The other day, my phone inexplicably stopped working. I'm with AT&T, have been with them for years, and I thought my coverage area was pretty darn good. I looked at my phone - full bars. Huh?? Why can't I make a call? I thought it must be a glitch, so I turned my phone off, turned it back on, and expected the problem to be resolved. Nope.
Apparently more extreme measures were required. I took the back off of my phone, removed the battery, waited a minute or so, replaced the battery, and waited for my phone to power up and reset. It all ran smoothly. Finally the phone radio turned on, and full bars! I figured I was in business. I dialed a number - to a land line - and my phone just sat there. The screen indicated that my phone was making a call, but dead silence. Then, the call failed. Grrrr!
I tried a phone call to another mobile number, an AT&T number. Nothing. I tried again to call a mobile number on a different carrier. Zip. Was my phone a lemon? I called my own number - direct to voicemail. As much as I didn't want to, I subjected myself to the maze of menus when I called AT&T on my land line.
After several minutes, I finally got a real, live, flesh-and-blood person on the phone. I explained my problem, shared my frustration, and begged for resolution. They checked for any outages or problems in my area - none. Then they asked me if I did a true power-down. I thought about that. A "true" power-down? Was the other one I did a fake one?
The AT&T representative kindly explained that a true power-down required removing the battery AND the SIM card.
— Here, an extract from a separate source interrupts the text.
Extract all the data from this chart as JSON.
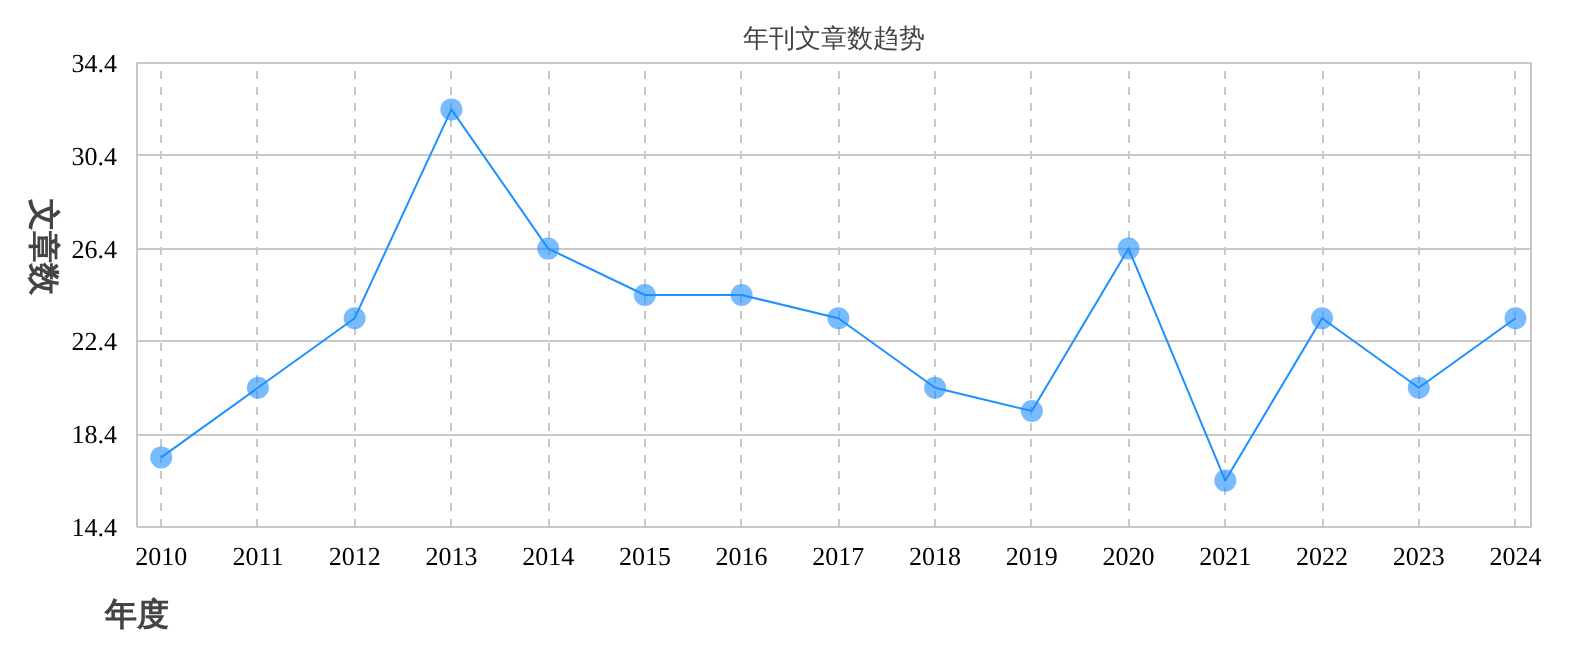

Really? That makes a difference? I followed his instructions. I removed the battery. I removed the SIM card. I waited a minute. I put the SIM card back in. I put the battery in, then waited for the phone to power up. Then appeared full bars, just like before. Feeling hopeful (even though nothing LOOKED different), I placed a call. Ring! Problem solved.
Hopefully this real-life experience will help you next time your Treo doesn't work when it should. Do a true power-down by removing the battery and SIM card. It's a good idea to do this on a regular basis anyway - maybe every couple weeks or so. If you do, it just might save you a call to AT&T and time wasted in an automated menu maze.